Sedih! Wanita ini Selalu Bersembunyi di Balik Make Up, saat Dihapus, Ternyata Begini Wajah Aslinya
Mariah Perkins baru berusia 11 tahun saat dirinya melihat ada titik putih kecil di jarinya. Di sanalah bencana bermula.
Penulis: Indan Kurnia Efendi | Editor: Indan Kurnia Efendi
TRIBUNJABAR.CO.ID - Mariah Perkins baru berusia 11 tahun saat dirinya melihat ada titik putih kecil di jarinya.
Semula dirinya tidak terlalu memuikirkan perubahan aneh itu.
Ibunya pun menyuruh Mariah Perkins agar tidak mempedulikan titik putih itu.
Melansir dari Metro.co.uk, setelah beberapa bulan, malah muncul titik-titik putih baru di berbagai tempat dalam tubuh Mariah.
Ada di lengan, bawah hidung, dan di dekat matanya.
Hal tersebut membuat sebagian kulit Mariah Perkins kehilangan warna asliny, yaitu berubah jadi pucat.
"Ketika muncul di wajah saya, ibu saya membawa saya langsung ke dokter," ungkap Mariah Perkins yang sekarang sudah berusia 20 tahun kepada Mirror.
Saat menemui dokter, barulah di sana penyakit Mariah terungkap.
"Saat itulah saya diberitahu bahwa saya menderita vitiligo, suatu kondisi yang menyebabkan kulit saya kehilangan pigmentasi," ungkapnya.
Di satu sisi Mariah merasa lega karena sudah tahu penyakitnya, tapi di sisi lain diriyna semakin cemas akan apa yang terjadi kemudian.
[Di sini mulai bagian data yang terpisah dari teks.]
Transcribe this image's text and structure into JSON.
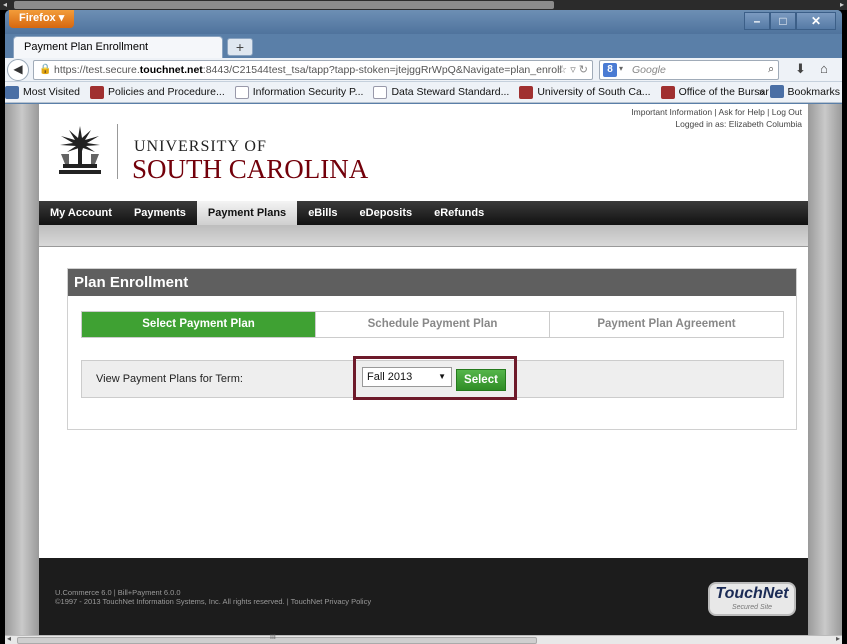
{
  "browser": {
    "menu_label": "Firefox ▾",
    "tab_title": "Payment Plan Enrollment",
    "new_tab": "+",
    "url_prefix": "https://test.secure.",
    "url_domain": "touchnet.net",
    "url_suffix": ":8443/C21544test_tsa/tapp?tapp-stoken=jtejggRrWpQ&Navigate=plan_enroll",
    "search_placeholder": "Google",
    "bookmarks": [
      {
        "label": "Most Visited",
        "icon": "blue"
      },
      {
        "label": "Policies and Procedure...",
        "icon": "red"
      },
      {
        "label": "Information Security P...",
        "icon": "blank"
      },
      {
        "label": "Data Steward Standard...",
        "icon": "blank"
      },
      {
        "label": "University of South Ca...",
        "icon": "red"
      },
      {
        "label": "Office of the Bursar",
        "icon": "red"
      }
    ],
    "bookmarks_menu": "Bookmarks",
    "bookmarks_overflow": "»"
  },
  "header": {
    "university_of": "UNIVERSITY OF",
    "south_carolina": "SOUTH CAROLINA",
    "top_links": "Important Information | Ask for Help | Log Out",
    "logged_in": "Logged in as: Elizabeth Columbia"
  },
  "nav": {
    "items": [
      "My Account",
      "Payments",
      "Payment Plans",
      "eBills",
      "eDeposits",
      "eRefunds"
    ],
    "active": "Payment Plans"
  },
  "enrollment": {
    "title": "Plan Enrollment",
    "steps": [
      "Select Payment Plan",
      "Schedule Payment Plan",
      "Payment Plan Agreement"
    ],
    "term_label": "View Payment Plans for Term:",
    "term_value": "Fall 2013",
    "select_button": "Select"
  },
  "footer": {
    "line1": "U.Commerce 6.0 | Bill+Payment 6.0.0",
    "line2": "©1997 - 2013 TouchNet Information Systems, Inc. All rights reserved. | TouchNet Privacy Policy",
    "logo": "TouchNet",
    "logo_sub": "Secured Site"
  },
  "colors": {
    "brand_garnet": "#73000a",
    "step_active": "#3fa133",
    "highlight_border": "#6e1a2a"
  }
}
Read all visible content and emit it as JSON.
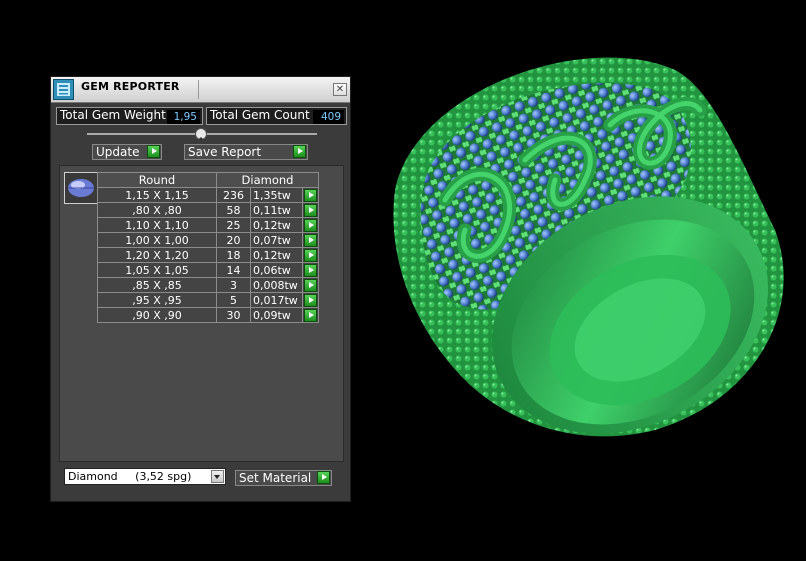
{
  "panel": {
    "title": "GEM REPORTER",
    "close_glyph": "✕",
    "icon": "gem-reporter-app-icon",
    "stats": {
      "weight_label": "Total Gem Weight",
      "weight_value": "1,95",
      "count_label": "Total Gem Count",
      "count_value": "409"
    },
    "buttons": {
      "update": "Update",
      "save_report": "Save Report",
      "set_material": "Set Material"
    },
    "table": {
      "header_shape": "Round",
      "header_material": "Diamond",
      "rows": [
        {
          "size": "1,15 X 1,15",
          "count": "236",
          "weight": "1,35tw"
        },
        {
          "size": ",80 X ,80",
          "count": "58",
          "weight": "0,11tw"
        },
        {
          "size": "1,10 X 1,10",
          "count": "25",
          "weight": "0,12tw"
        },
        {
          "size": "1,00 X 1,00",
          "count": "20",
          "weight": "0,07tw"
        },
        {
          "size": "1,20 X 1,20",
          "count": "18",
          "weight": "0,12tw"
        },
        {
          "size": "1,05 X 1,05",
          "count": "14",
          "weight": "0,06tw"
        },
        {
          "size": ",85 X ,85",
          "count": "3",
          "weight": "0,008tw"
        },
        {
          "size": ",95 X ,95",
          "count": "5",
          "weight": "0,017tw"
        },
        {
          "size": ",90 X ,90",
          "count": "30",
          "weight": "0,09tw"
        }
      ]
    },
    "material_select": {
      "value": "Diamond     (3,52 spg)"
    },
    "colors": {
      "panel_bg": "#3b3b3b",
      "value_text": "#7cc8ff",
      "green_button": "#2fb02f"
    }
  },
  "viewport": {
    "ring_color": "#2fa84f",
    "stone_color": "#4f7fd0"
  }
}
Dokter sendiri tidak tahu secarapa pasti apa penyebab vitiligo yang telah menyerang sekitar 20 juta orang di seluruh dunia itu.
Meskipun vitiligo tidak mengancam nyawa, tapi penyakit ini bisa berdampak pada mental penderitanya.
Begitu pun yang dirasakan Mariah, ia kehilangan kepercayaan diri yang cukup besar.
"Ini adalah perjuangan yang berbeda dari yang lain. Saya tidak pernah merasa cantik atau imut," ungkap Mariah.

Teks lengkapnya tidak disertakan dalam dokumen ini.